The USMC only needs a few hundred tanks at most for training and to put on the boats. The Army has a need for thousands of tanks, but the “light tank” numbers are also only a few hundred, possibly up to a thousand. This is a “small potatoes” purchase in the grand scheme of things.

But…here is where the “joint” part would kill it.

The Army needs the “Light Tank” to be air drop capable, but will settle for C-130 transportable to a forward landing strip.
The USMC needs the “Light Tank” to swim over the horizon to the shore, but will settle for taking a ride on a ship to shore connector.
The Army and USMC need the “Light Tank” to be IED protected (which kills air drop and amphibious capabilities).

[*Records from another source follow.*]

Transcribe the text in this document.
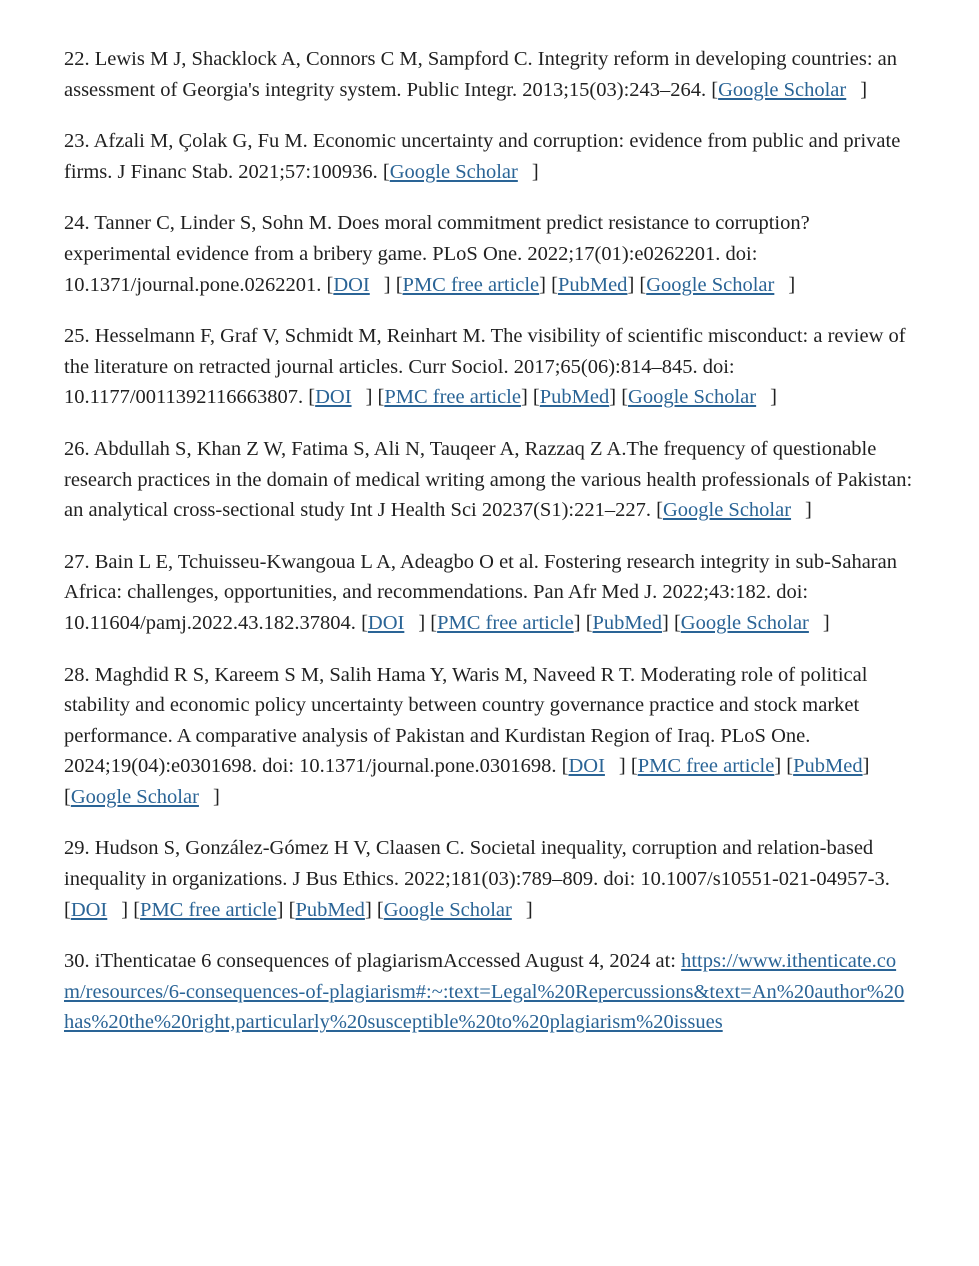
22. Lewis M J, Shacklock A, Connors C M, Sampford C. Integrity reform in developing countries: an assessment of Georgia's integrity system. Public Integr. 2013;15(03):243–264. [Google Scholar ]
23. Afzali M, Çolak G, Fu M. Economic uncertainty and corruption: evidence from public and private firms. J Financ Stab. 2021;57:100936. [Google Scholar ]
24. Tanner C, Linder S, Sohn M. Does moral commitment predict resistance to corruption? experimental evidence from a bribery game. PLoS One. 2022;17(01):e0262201. doi: 10.1371/journal.pone.0262201. [DOI ] [PMC free article] [PubMed] [Google Scholar ]
25. Hesselmann F, Graf V, Schmidt M, Reinhart M. The visibility of scientific misconduct: a review of the literature on retracted journal articles. Curr Sociol. 2017;65(06):814–845. doi: 10.1177/0011392116663807. [DOI ] [PMC free article] [PubMed] [Google Scholar ]
26. Abdullah S, Khan Z W, Fatima S, Ali N, Tauqeer A, Razzaq Z A.The frequency of questionable research practices in the domain of medical writing among the various health professionals of Pakistan: an analytical cross-sectional study Int J Health Sci 20237(S1):221–227. [Google Scholar ]
27. Bain L E, Tchuisseu-Kwangoua L A, Adeagbo O et al. Fostering research integrity in sub-Saharan Africa: challenges, opportunities, and recommendations. Pan Afr Med J. 2022;43:182. doi: 10.11604/pamj.2022.43.182.37804. [DOI ] [PMC free article] [PubMed] [Google Scholar ]
28. Maghdid R S, Kareem S M, Salih Hama Y, Waris M, Naveed R T. Moderating role of political stability and economic policy uncertainty between country governance practice and stock market performance. A comparative analysis of Pakistan and Kurdistan Region of Iraq. PLoS One. 2024;19(04):e0301698. doi: 10.1371/journal.pone.0301698. [DOI ] [PMC free article] [PubMed] [Google Scholar ]
29. Hudson S, González-Gómez H V, Claasen C. Societal inequality, corruption and relation-based inequality in organizations. J Bus Ethics. 2022;181(03):789–809. doi: 10.1007/s10551-021-04957-3. [DOI ] [PMC free article] [PubMed] [Google Scholar ]
30. iThenticatae 6 consequences of plagiarismAccessed August 4, 2024 at: https://www.ithenticate.com/resources/6-consequences-of-plagiarism#:~:text=Legal%20Repercussions&text=An%20author%20has%20the%20right,particularly%20susceptible%20to%20plagiarism%20issues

The USMC would be better off taking another look at the M60A3 upgrade path http://nationalinterest.org/blog/the-buzz/raytheon-can-turn-old-american-made-m60a3-tanks-killing-16142 Because even though it doesn’t give them swim capabilities, it cuts the weight on the ship and fuel consumption on the shore. The additional 25mm cannon on the tank would really add to the infantry support options. And they would be cheaper to operate and maintain, the only thing the USMC wouldn’t get is a swim capability, but that’s what upgrading the LAV-25s to a LAV-III Amphib with 30mm or larger would give them. So more boom, less fuel.

The Army is playing “just the tip” with industry on the “light tank” or “mobile protected firepower” specifications. LTG McMasters (ARCIC) and MG Piatt of the Army Rapid Capabilities Office (ARCO) are not really looking at fielding a light tank or “mobile protected firepower” anytime soon, other than the 30mm “Dragoon Variant” Stryker.

And the 30mm Stryker may in fact end up being the “Light Infantry” support package of the future, if the next generation beyond the Dragoon variant can meet the other requirements. A 30mm cannon with airburst munitions is a damn fine support weapon, and the “CROWS-J” variant (common remote operated weapons station, javelin) gives any vehicle with a CROWS system an anti-tank capability.

I think that the Army and USMC should really look at not doing the “joint” thing this time around.